UTHSC Researchers Unravel Genetics of Iris Disease

Memphis, Tenn. (June 26, 2013) – When it comes to the iris of the eye, most people are focused on its color – green, blue, brown and so on. But a group of scientists at the University of Tennessee Health Science Center (UTHSC) are researching the genetics of iris diseases and have recently published a paper online in the journal Pigment Cell and Melanoma Research. For the first time, new pigmentation genes were identified as key players in the eye pigmentation causing iris transillumination defects that could possibly lead to pigment dispersion glaucoma. Transillumination in the eye is the technique of illumination by transmission of light through the pupil in the eye. Transillumination is used in a variety of methods of imaging.

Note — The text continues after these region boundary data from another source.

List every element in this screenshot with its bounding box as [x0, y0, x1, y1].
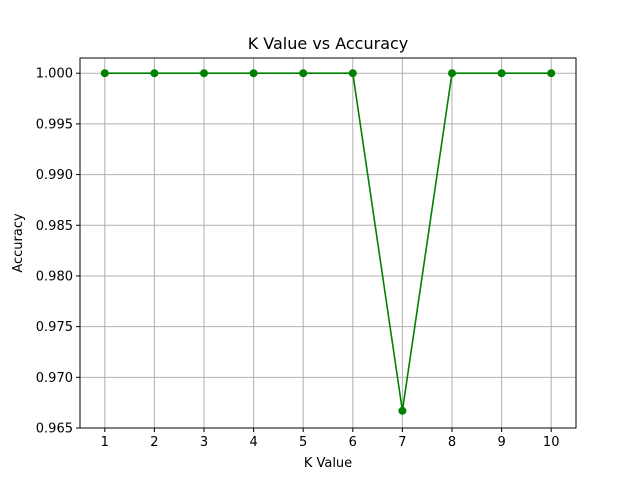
- data-point: [348, 69, 357, 78]
- grid: [80, 58, 576, 429]
- y-tick-label: 1.000: [36, 67, 73, 82]
- x-tick-label: 7: [398, 435, 406, 450]
- data-point: [150, 69, 159, 78]
- y-tick-label: 0.985: [36, 219, 73, 234]
- x-tick-label: 1: [101, 435, 109, 450]
- data-point: [448, 69, 456, 78]
- data-point: [200, 69, 208, 78]
- y-tick-label: 0.995: [36, 117, 73, 132]
- x-axis-ticks: 1 2 3 4 5 6 7 8 9 10: [101, 428, 560, 450]
- x-tick-label: 9: [497, 435, 505, 450]
- x-axis-label: K Value: [304, 456, 352, 471]
- x-tick-label: 2: [150, 435, 158, 450]
- y-axis-label: Accuracy: [11, 213, 26, 273]
- chart-title: K Value vs Accuracy: [248, 34, 409, 53]
- y-tick-label: 0.975: [36, 320, 73, 335]
- x-tick-label: 6: [349, 435, 357, 450]
- series-line: [104, 72, 552, 411]
- data-point: [100, 69, 109, 78]
- data-point: [299, 69, 308, 78]
- plot-frame: [79, 57, 577, 429]
- y-tick-label: 0.980: [36, 269, 73, 284]
- y-tick-label: 0.970: [36, 371, 73, 386]
- data-point: [249, 69, 258, 78]
- data-point: [497, 69, 506, 78]
- y-tick-label: 0.990: [36, 168, 73, 183]
- y-axis-ticks: 0.965 0.970 0.975 0.980 0.985 0.990 0.995 1.000: [36, 67, 80, 437]
- x-tick-label: 8: [448, 435, 456, 450]
- x-tick-label: 5: [299, 435, 307, 450]
- series-layer: [100, 69, 556, 415]
- data-point: [398, 406, 407, 415]
- y-tick-label: 0.965: [36, 422, 73, 437]
- data-point: [547, 69, 556, 78]
- x-tick-label: 10: [543, 435, 560, 450]
- x-tick-label: 3: [200, 435, 208, 450]
- x-tick-label: 4: [249, 435, 257, 450]
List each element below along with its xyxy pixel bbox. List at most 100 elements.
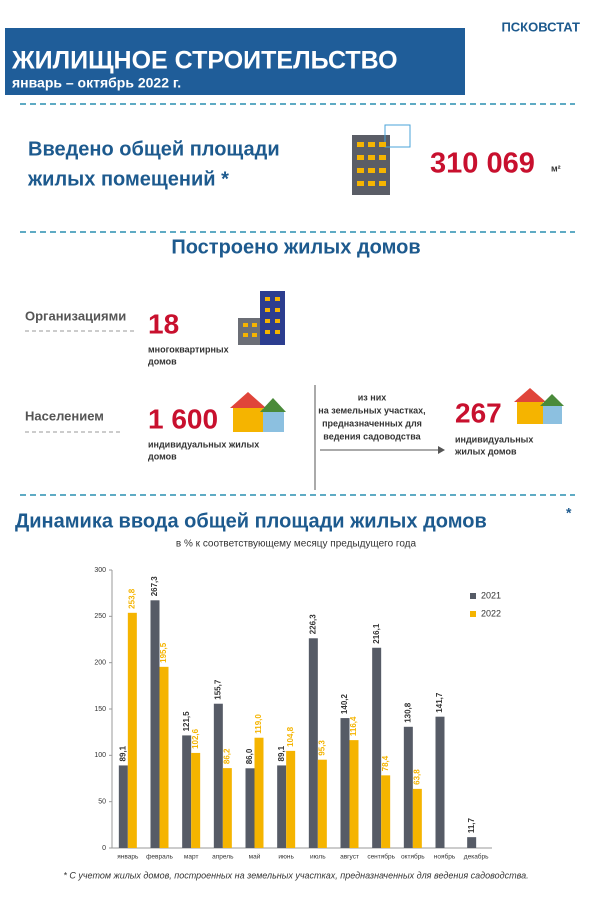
houses-icon xyxy=(514,388,564,424)
area-label: жилых помещений * xyxy=(27,168,229,190)
bar xyxy=(317,759,327,848)
bar xyxy=(182,735,192,848)
y-tick-label: 250 xyxy=(94,613,106,620)
x-tick-label: август xyxy=(340,854,359,861)
bar xyxy=(277,765,287,848)
bar xyxy=(127,612,137,848)
y-tick-label: 100 xyxy=(94,752,106,759)
value-label: 86,2 xyxy=(222,748,231,764)
org-desc: многоквартирных xyxy=(148,344,229,354)
bar xyxy=(403,726,413,848)
area-unit: м² xyxy=(551,163,561,173)
garden-note: ведения садоводства xyxy=(323,431,421,441)
built-title: Построено жилых домов xyxy=(171,236,420,258)
value-label: 253,8 xyxy=(127,588,136,609)
bar xyxy=(191,752,201,848)
bar xyxy=(245,768,255,848)
value-label: 267,3 xyxy=(150,576,159,597)
value-label: 63,8 xyxy=(412,769,421,785)
agency: ПСКОВСТАТ xyxy=(501,19,580,34)
plot: 0 50 100 150 200 250 300 январь 89,1 253,8 февраль… xyxy=(94,567,501,861)
value-label: 104,8 xyxy=(286,726,295,747)
value-label: 116,4 xyxy=(349,716,358,736)
value-label: 119,0 xyxy=(254,714,263,734)
x-tick-label: май xyxy=(249,853,261,861)
garden-desc: индивидуальных xyxy=(455,434,533,444)
value-label: 102,6 xyxy=(191,728,200,749)
apartment-icon xyxy=(238,291,285,345)
legend-swatch xyxy=(470,611,476,617)
y-tick-label: 0 xyxy=(102,845,106,852)
building-icon xyxy=(352,124,411,195)
value-label: 86,0 xyxy=(245,748,254,764)
garden-desc: жилых домов xyxy=(454,446,517,456)
bar xyxy=(308,638,318,848)
pop-label: Населением xyxy=(25,408,104,423)
x-tick-label: февраль xyxy=(146,854,173,861)
x-tick-label: июль xyxy=(310,854,326,861)
chart-subtitle: в % к соответствующему месяцу предыдущег… xyxy=(176,539,417,550)
garden-note: предназначенных для xyxy=(322,418,422,428)
chart-title: Динамика ввода общей площади жилых домов xyxy=(15,510,487,532)
y-tick-label: 300 xyxy=(94,567,106,574)
y-tick-label: 150 xyxy=(94,706,106,713)
bar xyxy=(467,837,477,848)
bar xyxy=(381,775,391,848)
area-value: 310 069 xyxy=(430,148,535,180)
bar xyxy=(118,765,128,848)
y-tick-label: 200 xyxy=(94,660,106,667)
pop-desc: домов xyxy=(148,451,177,461)
bar xyxy=(286,750,296,848)
value-label: 130,8 xyxy=(403,702,412,723)
value-label: 226,3 xyxy=(308,614,317,635)
bar xyxy=(254,737,264,848)
value-label: 11,7 xyxy=(467,817,476,833)
garden-value: 267 xyxy=(455,397,502,428)
x-tick-label: октябрь xyxy=(401,853,425,861)
x-tick-label: декабрь xyxy=(464,853,489,861)
pop-desc: индивидуальных жилых xyxy=(148,439,259,449)
value-label: 95,3 xyxy=(317,740,326,756)
org-label: Организациями xyxy=(25,308,126,323)
value-label: 195,5 xyxy=(159,642,168,663)
x-tick-label: ноябрь xyxy=(434,853,456,861)
bar xyxy=(340,718,350,848)
x-tick-label: январь xyxy=(117,854,139,861)
legend-label: 2021 xyxy=(481,590,501,600)
x-tick-label: март xyxy=(184,854,199,861)
garden-note: из них xyxy=(358,392,386,402)
bar xyxy=(372,647,382,848)
value-label: 89,1 xyxy=(118,745,127,761)
legend-swatch xyxy=(470,593,476,599)
pop-value: 1 600 xyxy=(148,403,218,434)
org-desc: домов xyxy=(148,356,177,366)
footnote: * С учетом жилых домов, построенных на з… xyxy=(63,870,528,880)
x-tick-label: июнь xyxy=(278,854,294,861)
area-label: Введено общей площади xyxy=(28,138,280,160)
bar xyxy=(435,716,445,848)
value-label: 216,1 xyxy=(372,623,381,644)
chart-title-note: * xyxy=(566,505,572,521)
value-label: 141,7 xyxy=(435,692,444,713)
bar xyxy=(222,768,232,848)
value-label: 140,2 xyxy=(340,694,349,715)
header-subtitle: январь – октябрь 2022 г. xyxy=(12,75,181,91)
value-label: 78,4 xyxy=(381,755,390,771)
x-tick-label: сентябрь xyxy=(367,853,395,861)
value-label: 121,5 xyxy=(182,711,191,732)
value-label: 155,7 xyxy=(213,679,222,700)
bar xyxy=(412,788,422,848)
legend-label: 2022 xyxy=(481,608,501,618)
garden-note: на земельных участках, xyxy=(318,405,425,415)
header-box xyxy=(5,28,465,95)
bar xyxy=(159,666,169,848)
bar xyxy=(150,600,160,848)
bar xyxy=(213,703,223,848)
value-label: 89,1 xyxy=(277,745,286,761)
header-title: ЖИЛИЩНОЕ СТРОИТЕЛЬСТВО xyxy=(11,47,398,75)
y-tick-label: 50 xyxy=(98,799,106,806)
x-tick-label: апрель xyxy=(212,854,234,861)
arrow-head xyxy=(438,446,445,454)
org-value: 18 xyxy=(148,308,179,339)
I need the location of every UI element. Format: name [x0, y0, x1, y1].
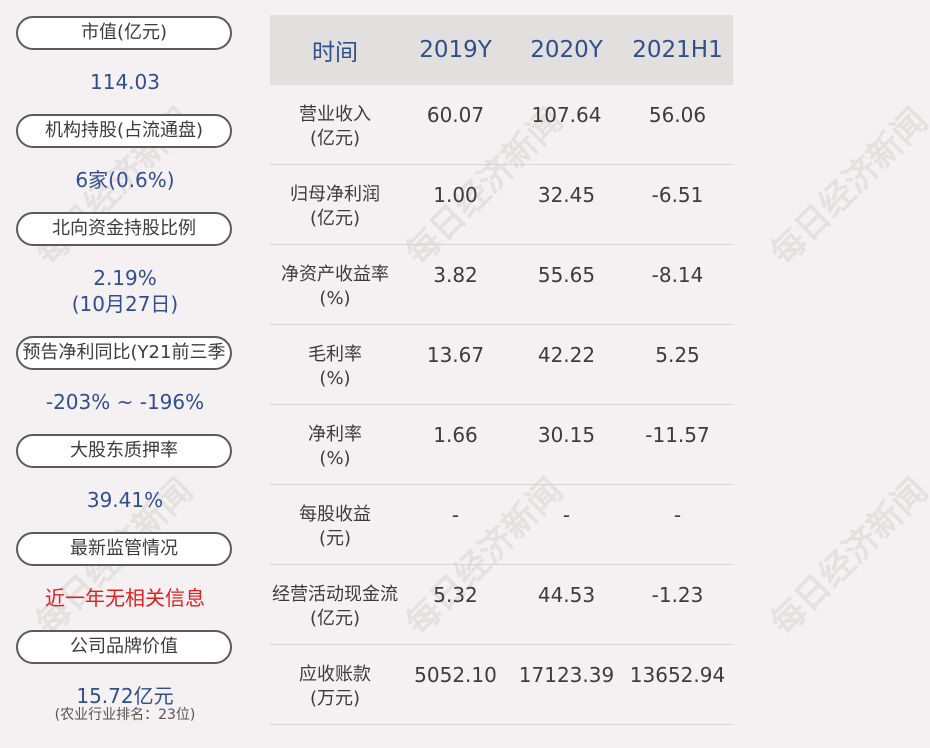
cell-value: 13652.94: [629, 663, 726, 687]
cell-value: 13.67: [426, 343, 485, 367]
northbound-label: 北向资金持股比例: [16, 212, 232, 246]
market-cap-label: 市值(亿元): [16, 16, 232, 50]
cell-value: 3.82: [433, 263, 478, 287]
northbound-value: 2.19%: [93, 266, 157, 290]
table-header: 时间 2019Y 2020Y 2021H1: [270, 15, 733, 85]
table-row: 净资产收益率 (%) 3.82 55.65 -8.14: [270, 245, 733, 325]
row-label: 归母净利润 (亿元): [290, 184, 380, 229]
cell-value: -1.23: [651, 583, 704, 607]
cell-value: 5.32: [433, 583, 478, 607]
cell-value: 5.25: [655, 343, 700, 367]
row-label: 净资产收益率 (%): [281, 264, 389, 309]
row-label: 营业收入 (亿元): [299, 104, 371, 149]
header-time: 时间: [312, 40, 358, 66]
cell-value: -: [562, 503, 571, 527]
table-row: 毛利率 (%) 13.67 42.22 5.25: [270, 325, 733, 405]
institutions-label: 机构持股(占流通盘): [16, 114, 232, 148]
cell-value: -11.57: [645, 423, 710, 447]
cell-value: -: [673, 503, 682, 527]
cell-value: -8.14: [651, 263, 704, 287]
brand-label: 公司品牌价值: [16, 630, 232, 664]
financial-table: 时间 2019Y 2020Y 2021H1 营业收入 (亿元) 60.07 107…: [270, 15, 733, 725]
forecast-label: 预告净利同比(Y21前三季: [16, 336, 232, 370]
forecast-value: -203% ~ -196%: [45, 390, 205, 414]
cell-value: 5052.10: [414, 663, 497, 687]
cell-value: 1.00: [433, 183, 478, 207]
cell-value: -6.51: [651, 183, 704, 207]
cell-value: 44.53: [537, 583, 596, 607]
row-label: 应收账款 (万元): [299, 664, 371, 709]
watermark: 每日经济新闻: [763, 100, 930, 274]
market-cap-value: 114.03: [90, 70, 160, 94]
cell-value: 32.45: [537, 183, 596, 207]
table-row: 净利率 (%) 1.66 30.15 -11.57: [270, 405, 733, 485]
header-2021h1: 2021H1: [632, 37, 723, 63]
cell-value: 107.64: [531, 103, 602, 127]
cell-value: 60.07: [426, 103, 485, 127]
cell-value: 55.65: [537, 263, 596, 287]
table-row: 每股收益 (元) - - -: [270, 485, 733, 565]
pledge-label: 大股东质押率: [16, 434, 232, 468]
table-row: 经营活动现金流 (亿元) 5.32 44.53 -1.23: [270, 565, 733, 645]
watermark: 每日经济新闻: [763, 470, 930, 644]
pledge-value: 39.41%: [86, 488, 164, 512]
institutions-value: 6家(0.6%): [75, 168, 175, 192]
cell-value: 56.06: [648, 103, 707, 127]
cell-value: 17123.39: [518, 663, 615, 687]
table-row: 归母净利润 (亿元) 1.00 32.45 -6.51: [270, 165, 733, 245]
cell-value: 1.66: [433, 423, 478, 447]
row-label: 每股收益 (元): [299, 504, 371, 549]
regulation-label: 最新监管情况: [16, 532, 232, 566]
row-label: 经营活动现金流 (亿元): [272, 584, 398, 629]
row-label: 净利率 (%): [308, 424, 362, 469]
cell-value: 42.22: [537, 343, 596, 367]
stats-panel: 市值(亿元) 114.03 机构持股(占流通盘) 6家(0.6%) 北向资金持股…: [0, 0, 250, 748]
regulation-value: 近一年无相关信息: [45, 586, 205, 610]
table-row: 营业收入 (亿元) 60.07 107.64 56.06: [270, 85, 733, 165]
cell-value: -: [451, 503, 460, 527]
header-2020: 2020Y: [530, 37, 603, 63]
row-label: 毛利率 (%): [308, 344, 362, 389]
table-row: 应收账款 (万元) 5052.10 17123.39 13652.94: [270, 645, 733, 725]
brand-value: 15.72亿元: [76, 684, 174, 708]
northbound-date: (10月27日): [71, 292, 179, 316]
header-2019: 2019Y: [419, 37, 492, 63]
brand-note: (农业行业排名：23位): [54, 707, 196, 723]
cell-value: 30.15: [537, 423, 596, 447]
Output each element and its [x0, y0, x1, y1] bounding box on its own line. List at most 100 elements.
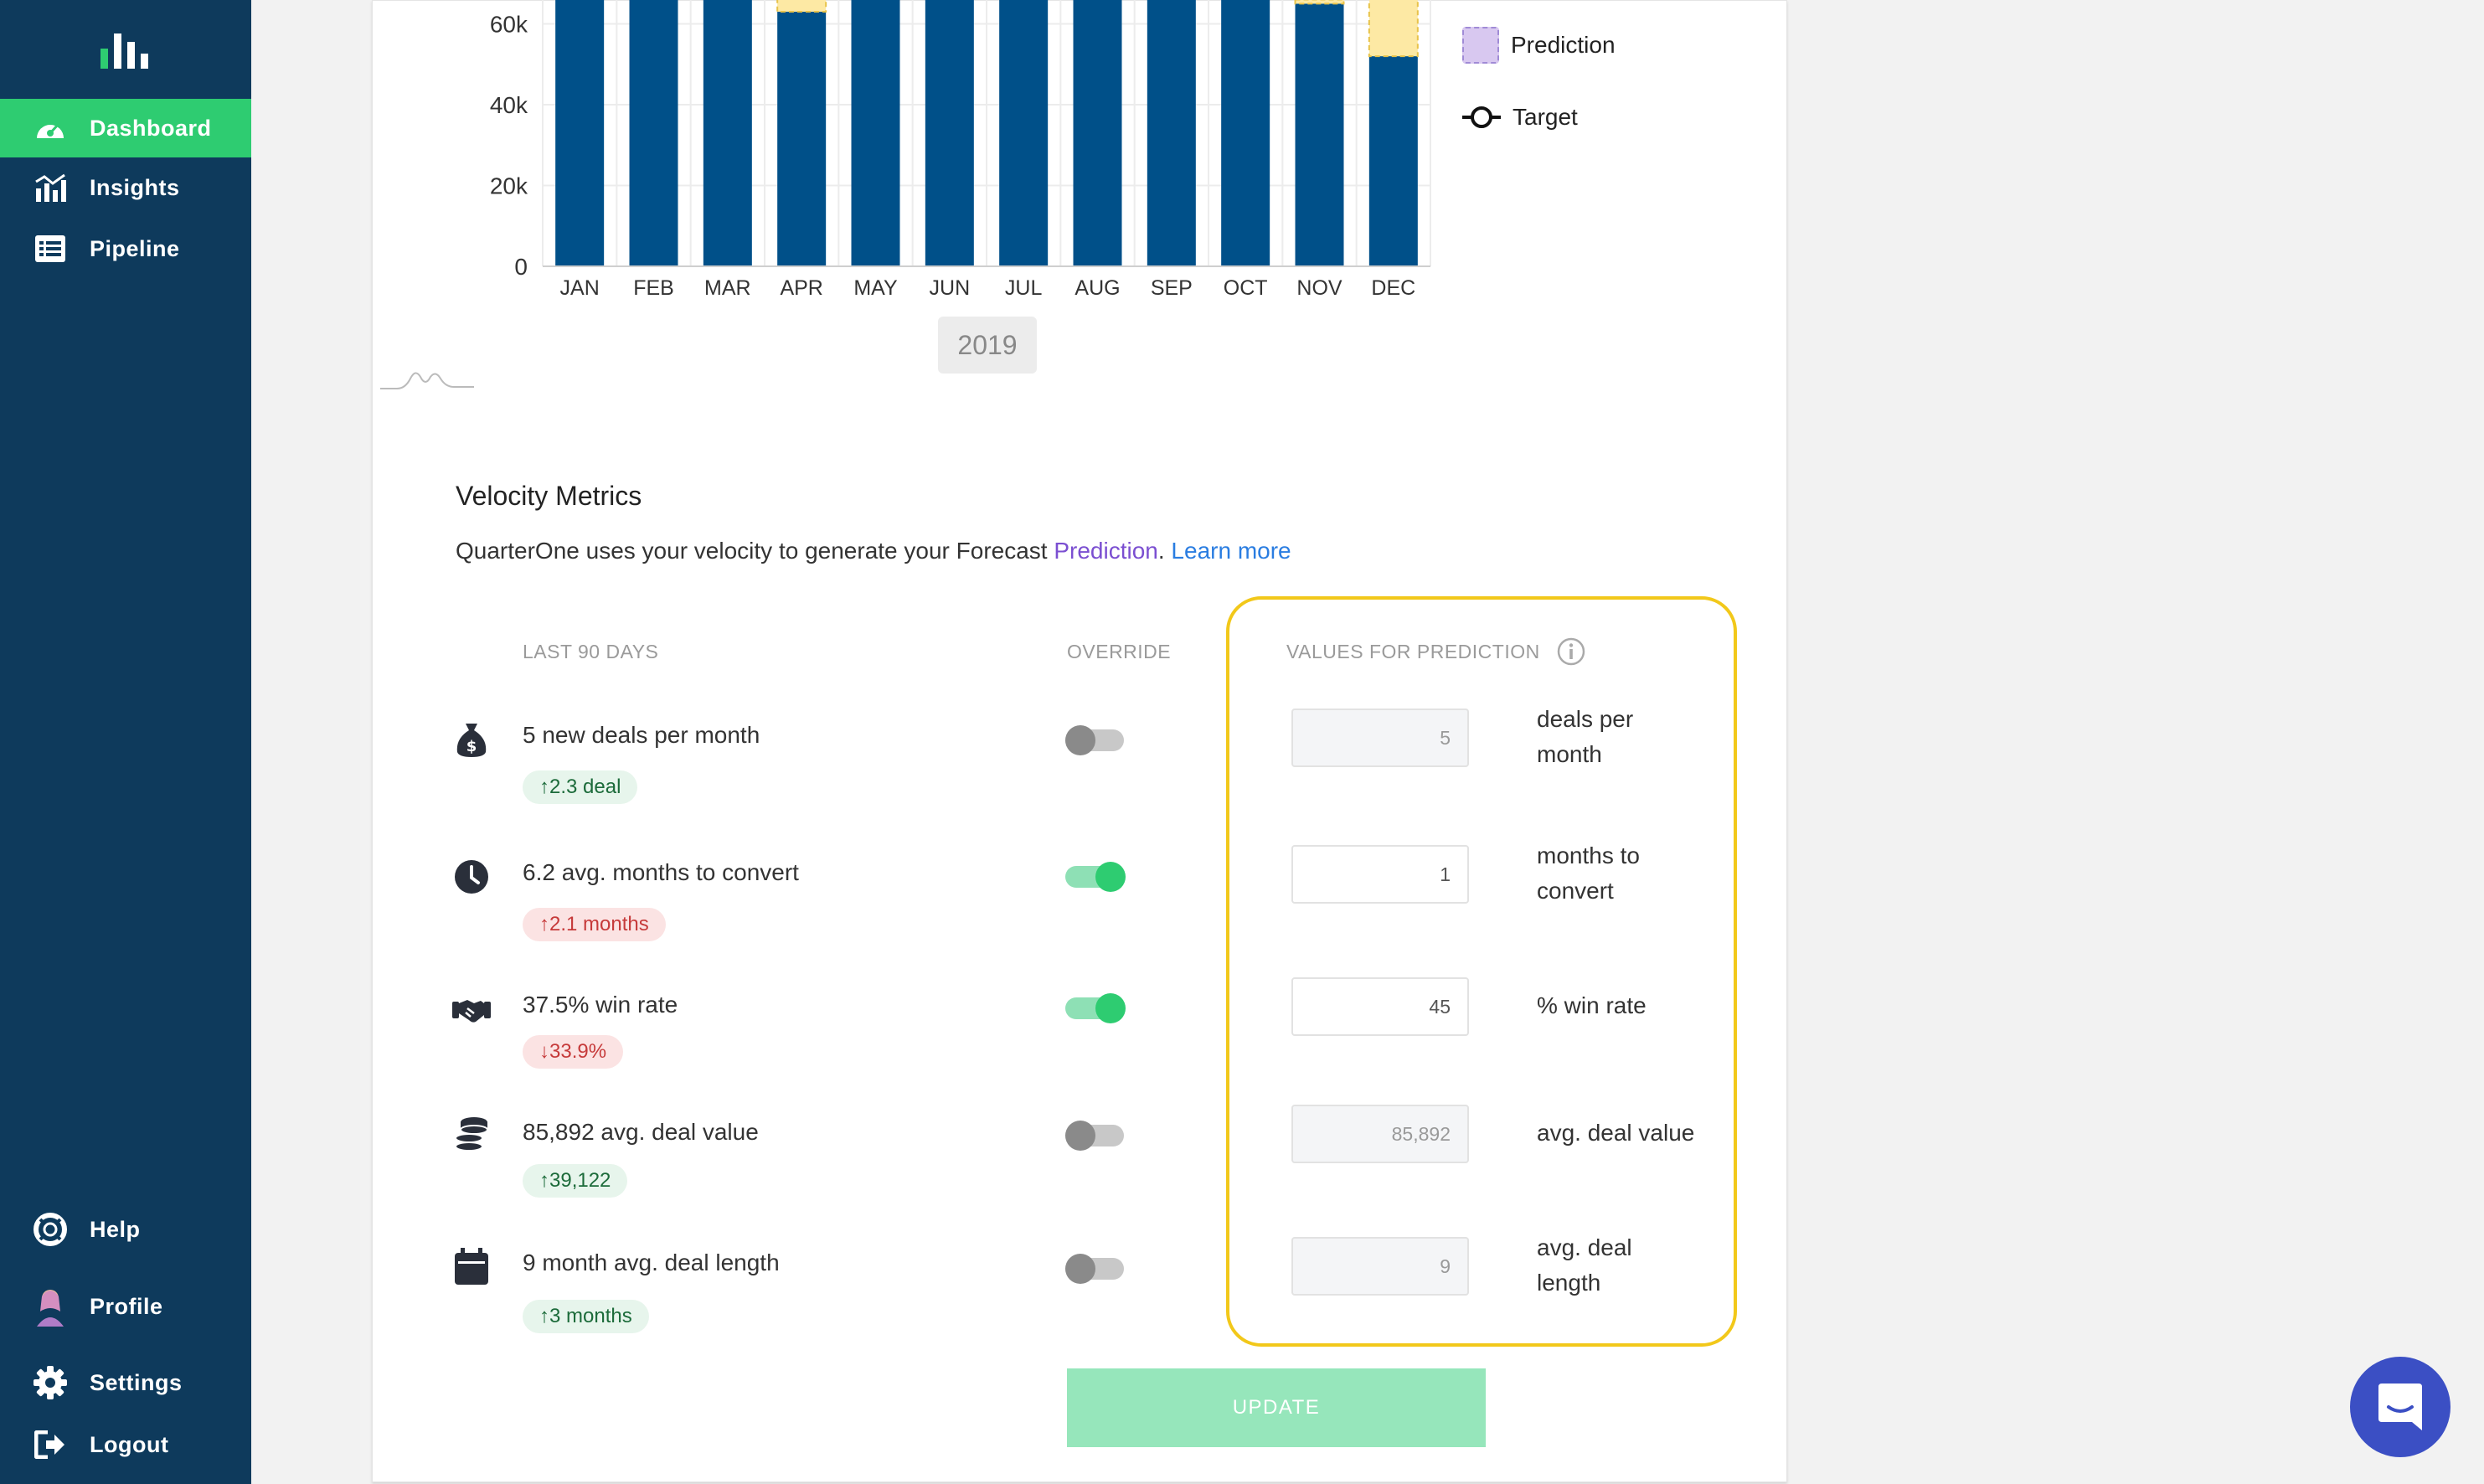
bar-actual [1295, 3, 1344, 266]
x-tick-label: DEC [1371, 276, 1415, 300]
bar-prediction [1294, 0, 1345, 5]
lifebuoy-icon [33, 1213, 67, 1246]
year-selector[interactable]: 2019 [938, 317, 1037, 374]
override-toggle[interactable] [1065, 993, 1126, 1023]
avg-deal-length-input[interactable] [1291, 1237, 1469, 1296]
arrow-up-icon: ↑ [539, 913, 549, 935]
x-tick-label: FEB [633, 276, 674, 300]
avatar-icon [33, 1290, 67, 1327]
logout-icon [33, 1428, 67, 1461]
x-tick-label: OCT [1224, 276, 1268, 300]
legend-prediction[interactable]: Prediction [1462, 27, 1616, 64]
sidebar-item-label: Pipeline [90, 235, 180, 261]
arrow-down-icon: ↓ [539, 1040, 549, 1063]
sparkline-icon [380, 372, 474, 389]
x-tick-label: JUN [930, 276, 971, 300]
chart-insights-icon [33, 171, 67, 204]
x-tick-label: SEP [1151, 276, 1193, 300]
status-badge: ↓ 33.9% [523, 1035, 624, 1069]
unit-line: avg. deal value [1537, 1120, 1695, 1146]
override-toggle[interactable] [1065, 725, 1126, 755]
x-tick-label: MAR [704, 276, 751, 300]
bar-actual [703, 0, 752, 266]
prediction-unit-label: avg. deal length [1537, 1230, 1632, 1301]
money-bag-icon: $ [456, 724, 487, 757]
badge-value: 33.9% [549, 1040, 607, 1063]
legend-target[interactable]: Target [1462, 99, 1578, 136]
update-button[interactable]: UPDATE [1067, 1368, 1486, 1447]
x-tick-label: JAN [560, 276, 600, 300]
x-tick-label: NOV [1296, 276, 1342, 300]
x-tick-label: JUL [1005, 276, 1043, 300]
unit-line: % win rate [1537, 992, 1647, 1018]
chat-icon [2378, 1384, 2422, 1430]
win-rate-input[interactable] [1291, 977, 1469, 1036]
velocity-description: QuarterOne uses your velocity to generat… [456, 538, 1291, 564]
metric-text: 6.2 avg. months to convert [523, 859, 799, 885]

The paper titled, “Genetic modulation of the iris transillumination defect: a systems genetics analysis using the expanded family of BXD glaucoma strains,” was penned by Shankar Swaminathan, PhD, a postdoctoral researcher working with Monica M. Jablonski, PhD, FARVO, professor of Ophthalmology at the UTHSC Hamilton Eye Institute and of the UTHSC Anatomy and Neurobiology Department. Robert W. Williams, PhD, and Lu Lu, PhD, both professors in the UTHSC Department of Anatomy and Neurobiology, were instrumental in the study. Hong Lu, MD, who currently works at the Affiliated Hospital of Nantong University, Nantong, China, was also one of the co-authors. These analyses were made possible using the valuable Hamilton Eye Institute Mouse Eye Database generated by Eldon Geisert, PhD, in the UTHSC Department of Ophthalmology. The full paper can be viewed at: http://onlinelibrary.wiley.com/doi/10.1111/pcmr.12106/full.

“Additional screening methods can be used to determine the genetic complexities of other multifaceted polygenetic diseases such as glaucoma, age-related macular degeneration, Alzheimer’s disease, and diabetes,” Dr. Jablonski noted. In 2012, the research received the ARVO-Members-in-Training outstanding poster during the Association for Research in Vision and Ophthalmology (ARVO) annual meeting.